Pay them biweekly.
Yes, there are many things you could do, but one item that has a quick turnaround on happiness is just this. If you would like to change pay frequencies, simply reach out to Journey, and ask us how we can help your situation! Before you officially decide a change is best, please read on!
Is it really that simple?
First, let’s take a step back and look at different pay frequencies and how they impact both your business and your employees. The four most commonly used payroll schedules are weekly, biweekly (which means every two weeks), semi-monthly (which means twice a month), and monthly. Keep in mind that most states have set payday frequency requirements. You can always choose to pay more frequently, but not less. In Colorado and Delaware, for instance, employers can opt for any one of the four schedules, but at a minimum, must pay their employees on a monthly basis. In Arizona, employers cannot pay their employees monthly and must stick with semi-monthly, bi-weekly, or weekly.

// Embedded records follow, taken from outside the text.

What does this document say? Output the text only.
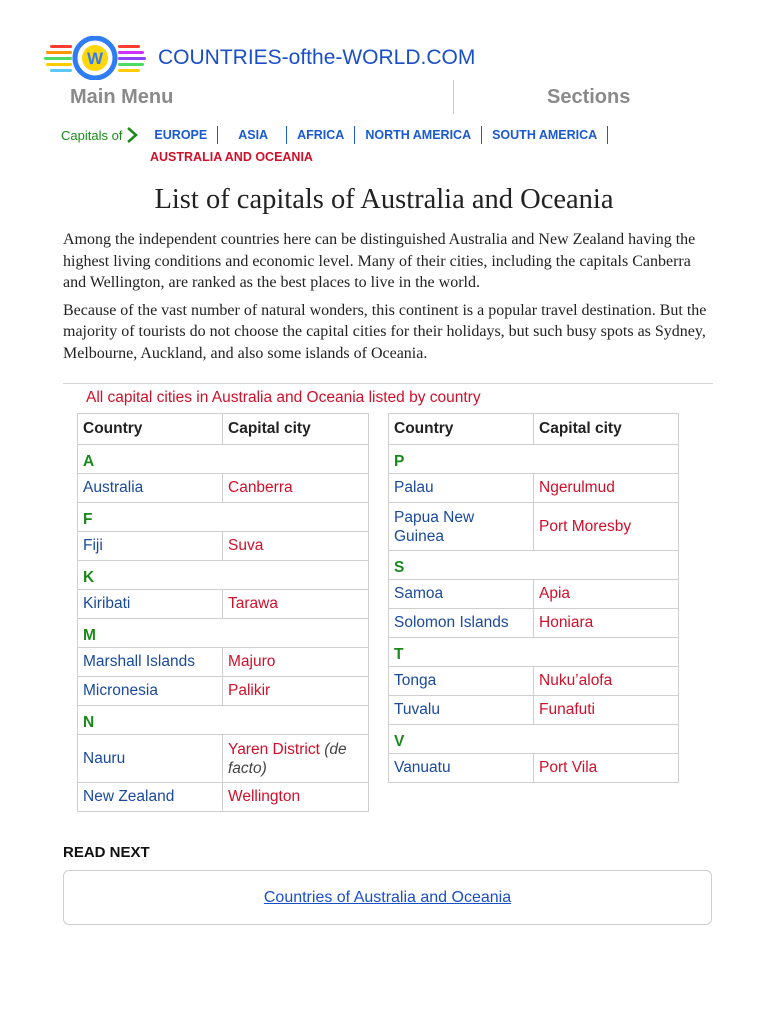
W	COUNTRIES-ofthe-WORLD.COM
Main Menu	Sections
Capitals of	EUROPE	ASIA	AFRICA	NORTH AMERICA	SOUTH AMERICA
AUSTRALIA AND OCEANIA
List of capitals of Australia and Oceania

Among the independent countries here can be distinguished Australia and New Zealand having the highest living conditions and economic level. Many of their cities, including the capitals Canberra and Wellington, are ranked as the best places to live in the world.

Because of the vast number of natural wonders, this continent is a popular travel destination. But the majority of tourists do not choose the capital cities for their holidays, but such busy spots as Sydney, Melbourne, Auckland, and also some islands of Oceania.

All capital cities in Australia and Oceania listed by country
Country	Capital city
A	
Australia	Canberra
F	
Fiji	Suva
K	
Kiribati	Tarawa
M	
Marshall Islands	Majuro
Micronesia	Palikir
N	
Nauru	Yaren District (de facto)
New Zealand	Wellington
Country	Capital city
P	
Palau	Ngerulmud
Papua New Guinea	Port Moresby
S	
Samoa	Apia
Solomon Islands	Honiara
T	
Tonga	Nuku’alofa
Tuvalu	Funafuti
V	
Vanuatu	Port Vila
READ NEXT
Countries of Australia and Oceania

Compare that to Connecticut, where employees must be paid weekly.
A weekly payroll is a popular option for trade industries like construction, manufacturing, and plumbing. There is a certain amount of security for the employer when projects can be held up by weather, permitting issues, and client funding. Employees prefer the regular cashflow, which allows them to better manage their personal finances, and the ability to easily track overtime hours.

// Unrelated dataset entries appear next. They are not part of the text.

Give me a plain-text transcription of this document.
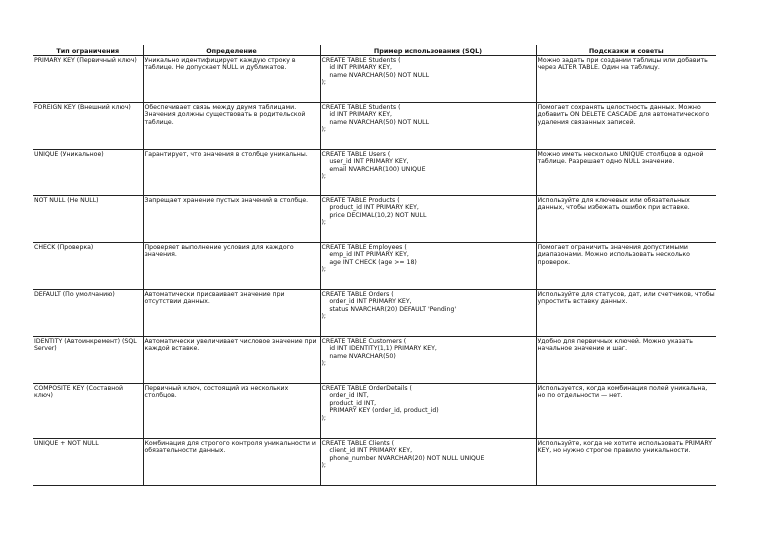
Тип ограничения	Определение	Пример использования (SQL)	Подсказки и советы
PRIMARY KEY (Первичный ключ)	Уникально идентифицирует каждую строку в таблице. Не допускает NULL и дубликатов.	CREATE TABLE Students (
id INT PRIMARY KEY,
name NVARCHAR(50) NOT NULL
);	Можно задать при создании таблицы или добавить через ALTER TABLE. Один на таблицу.
FOREIGN KEY (Внешний ключ)	Обеспечивает связь между двумя таблицами. Значения должны существовать в родительской таблице.	CREATE TABLE Students (
id INT PRIMARY KEY,
name NVARCHAR(50) NOT NULL
);	Помогает сохранять целостность данных. Можно добавить ON DELETE CASCADE для автоматического удаления связанных записей.
UNIQUE (Уникальное)	Гарантирует, что значения в столбце уникальны.	CREATE TABLE Users (
user_id INT PRIMARY KEY,
email NVARCHAR(100) UNIQUE
);	Можно иметь несколько UNIQUE столбцов в одной таблице. Разрешает одно NULL значение.
NOT NULL (Не NULL)	Запрещает хранение пустых значений в столбце.	CREATE TABLE Products (
product_id INT PRIMARY KEY,
price DECIMAL(10,2) NOT NULL
);	Используйте для ключевых или обязательных данных, чтобы избежать ошибок при вставке.
CHECK (Проверка)	Проверяет выполнение условия для каждого значения.	CREATE TABLE Employees (
emp_id INT PRIMARY KEY,
age INT CHECK (age >= 18)
);	Помогает ограничить значения допустимыми диапазонами. Можно использовать несколько проверок.
DEFAULT (По умолчанию)	Автоматически присваивает значение при отсутствии данных.	CREATE TABLE Orders (
order_id INT PRIMARY KEY,
status NVARCHAR(20) DEFAULT 'Pending'
);	Используйте для статусов, дат, или счетчиков, чтобы упростить вставку данных.
IDENTITY (Автоинкремент) (SQL Server)	Автоматически увеличивает числовое значение при каждой вставке.	CREATE TABLE Customers (
id INT IDENTITY(1,1) PRIMARY KEY,
name NVARCHAR(50)
);	Удобно для первичных ключей. Можно указать начальное значение и шаг.
COMPOSITE KEY (Составной ключ)	Первичный ключ, состоящий из нескольких столбцов.	CREATE TABLE OrderDetails (
order_id INT,
product_id INT,
PRIMARY KEY (order_id, product_id)
);	Используется, когда комбинация полей уникальна, но по отдельности — нет.
UNIQUE + NOT NULL	Комбинация для строгого контроля уникальности и обязательности данных.	CREATE TABLE Clients (
client_id INT PRIMARY KEY,
phone_number NVARCHAR(20) NOT NULL UNIQUE
);	Используйте, когда не хотите использовать PRIMARY KEY, но нужно строгое правило уникальности.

Weekly payroll can be cost prohibitive, which is why other industries shy away. Journey payroll services, like other payroll companies, charge per payroll run. Even though the cost per payroll is less, you have double the payrolls to run versus a bi-weekly payroll and therefore your annual costs will increase. Does that matter if your employees love you for paying them weekly? That’s up to each employer individually as they weight the cost vs rewards.
Biweekly vs. Semi-Monthly
Biweekly (every two weeks) and semi-weekly (twice a month) are the most common payroll frequencies. While the differences seem minor, choosing one way or the other can make a big difference for your company.

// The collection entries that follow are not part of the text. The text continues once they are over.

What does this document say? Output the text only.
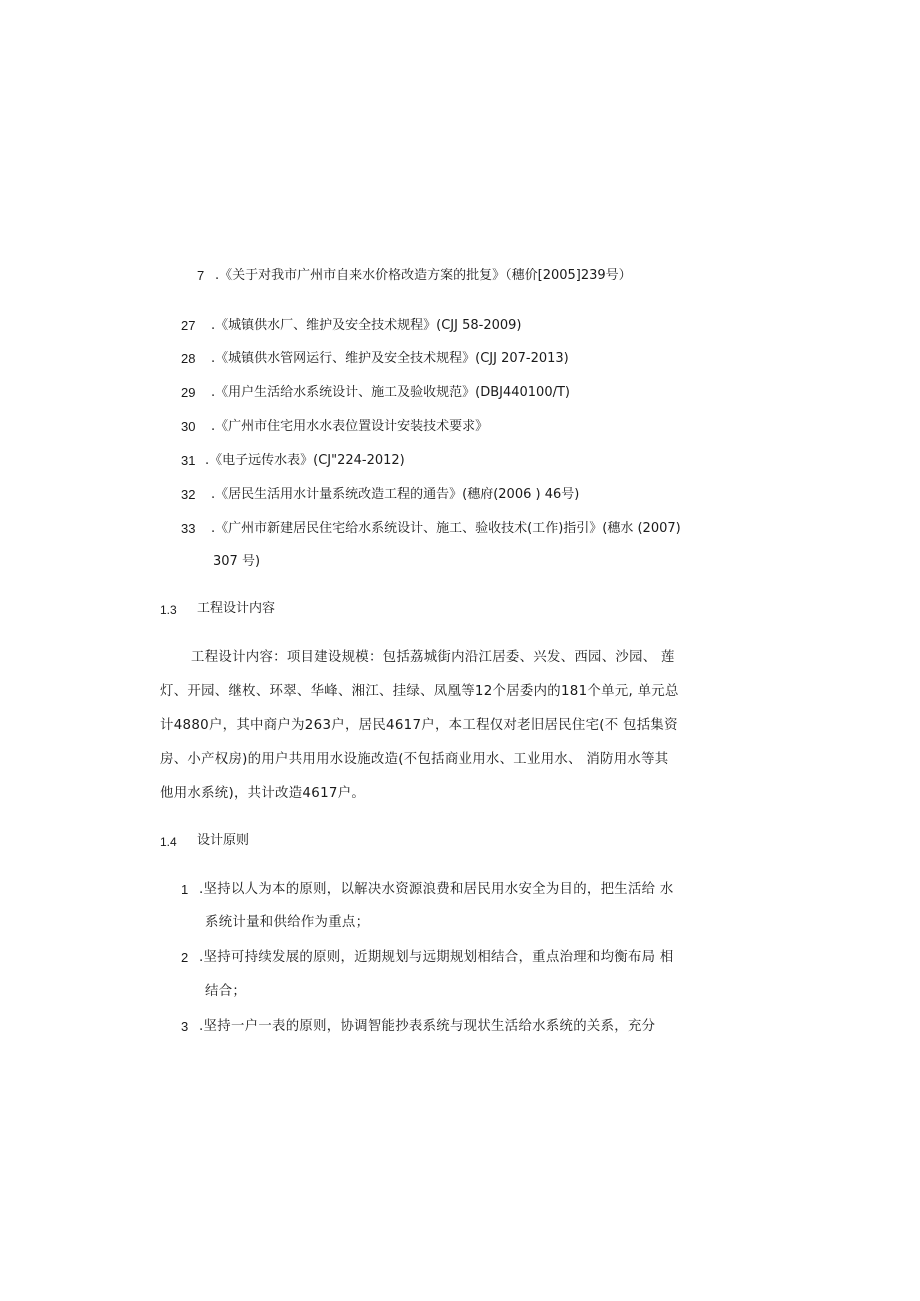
7 .《关于对我市广州市自来水价格改造方案的批复》（穗价[2005]239号）
27 .《城镇供水厂、维护及安全技术规程》(CJJ 58-2009)
28 .《城镇供水管网运行、维护及安全技术规程》(CJJ 207-2013)
29 .《用户生活给水系统设计、施工及验收规范》(DBJ440100/T)
30 .《广州市住宅用水水表位置设计安装技术要求》
31 .《电子远传水表》(CJ"224-2012)
32 .《居民生活用水计量系统改造工程的通告》(穗府(2006 ) 46号)
33 .《广州市新建居民住宅给水系统设计、施工、验收技术(工作)指引》(穗水 (2007)
307 号)
1.3 工程设计内容
工程设计内容：项目建设规模：包括荔城街内沿江居委、兴发、西园、沙园、 莲
灯、开园、继枚、环翠、华峰、湘江、挂绿、凤凰等12个居委内的181个单元, 单元总
计4880户，其中商户为263户，居民4617户，本工程仅对老旧居民住宅(不 包括集资
房、小产权房)的用户共用用水设施改造(不包括商业用水、工业用水、 消防用水等其
他用水系统)，共计改造4617户。
1.4 设计原则
1 .坚持以人为本的原则，以解决水资源浪费和居民用水安全为目的，把生活给 水
系统计量和供给作为重点；
2 .坚持可持续发展的原则，近期规划与远期规划相结合，重点治理和均衡布局 相
结合；
3 .坚持一户一表的原则，协调智能抄表系统与现状生活给水系统的关系，充分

Tom Campbell, a partner and the CFO of Toolbox Creative in Fort Collins, pays his staff on a semi-monthly basis. From his perspective, it makes managing expenses and cash flow less of a headache.
“We budget our expenses monthly and salary is always our biggest expense. Semi-monthly creates 24 clean, predictable payments. Bi-weekly creates 26 payments, so we’d have two months that have three pay periods.”
As a Journey Employer Solutions client, Tom looks to us for advice and recommendations. “We know we can trust Journey to make sure we’re doing everything right and getting the most out of a payroll service,” he says.
Bi-Weekly payroll frequency has other benefits as Sue Shirley, Executive V.P. of Journey Employer Solution points out. “Most employers lean slightly towards bi-weekly payroll schedule. First, from an overtime standpoint, you have two 40-hour weeks which makes your overtime calculations much more straightforward. Second, employees don’t need to wonder what day of the week they’ll be paid on and therefore employees could prefer this method. At the end of the day, each business has their own culture and there’s no wrong frequency to choose, as long as it’s within the state guidelines.”